There seemed to be an equal percentage of patients reporting side effects whether they were treated with the drug or a sugar pill. Cumulatively over all of the clinical studies, there have not been any incidences of death associated with administration of the drug, or of side effects that were sufficiently severe to result in discontinuation of treatment. (That is good news).
Merck expects to be able to report final results from the Phase 3 trials in late September or early October.
The MOVe-IN study (this is a study like above, but in an “inpatient” setting, in other words for hospitalized patients) enrolled 304 participants in a protocol identical to the MOVe-OUT study above. In this case they wanted to look at recovery rates for a month.

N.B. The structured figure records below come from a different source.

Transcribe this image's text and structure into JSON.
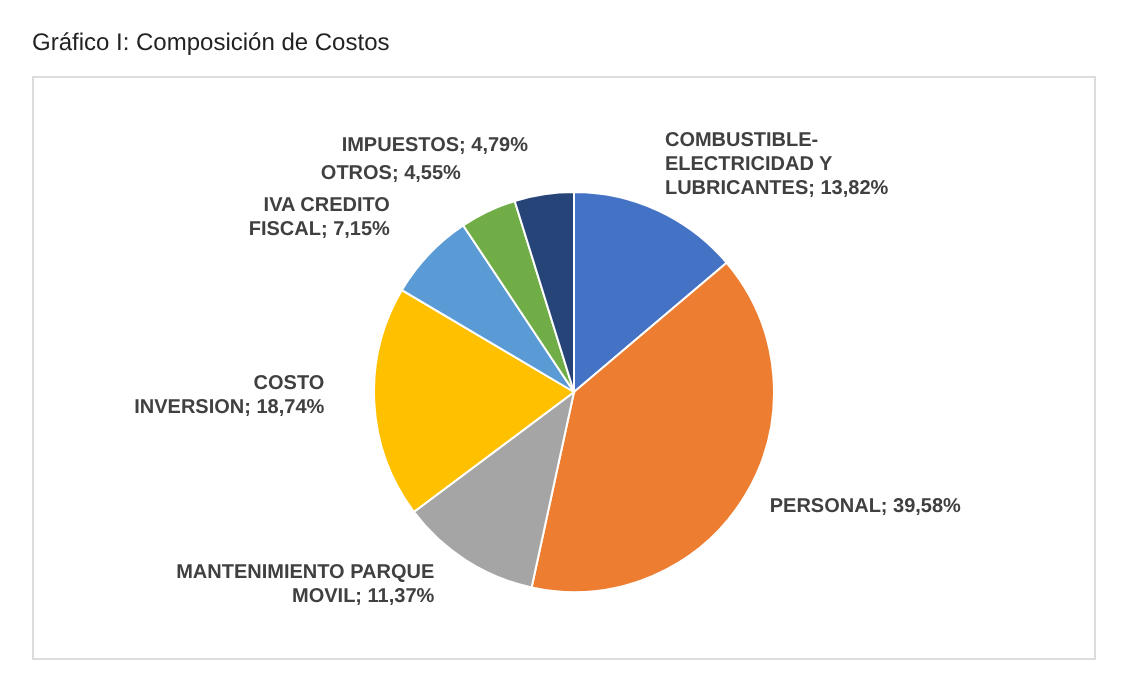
{
  "chart_data": {
    "type": "pie",
    "title": "Gráfico I: Composición de Costos",
    "categories": [
      "COMBUSTIBLE-ELECTRICIDAD Y LUBRICANTES",
      "PERSONAL",
      "MANTENIMIENTO PARQUE MOVIL",
      "COSTO INVERSION",
      "IVA CREDITO FISCAL",
      "OTROS",
      "IMPUESTOS"
    ],
    "values": [
      13.82,
      39.58,
      11.37,
      18.74,
      7.15,
      4.55,
      4.79
    ],
    "value_labels": [
      "13,82%",
      "39,58%",
      "11,37%",
      "18,74%",
      "7,15%",
      "4,55%",
      "4,79%"
    ],
    "colors": [
      "#4472c4",
      "#ed7d31",
      "#a5a5a5",
      "#ffc000",
      "#5b9bd5",
      "#70ad47",
      "#264478"
    ],
    "legend": false
  }
}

In this case, preliminary data on these patients did not show any benefit from treatment, so Merck has decided to discontinue any further trials. This drug does not appear to have any benefit for patients who have severe disease requiring hospitalization. That is why their press release now includes the words “Oral Therapeutic for the Treatment of Mild-to-Moderate COVID-19”
A New Study:
Based on the above results, Merck intends to begin an additional study to see if the drug can be used prophylactically for patients who have been exposed to COVID-19, but who have not yet shown signs of disease. In other words, they want to see if the use of the drug given immediately after someone may have been directly exposed to the virus may reduce the chance of becoming ill. This would open a market for use as a therapeutic treatment given immediately after exposure to prevent you from getting the disease.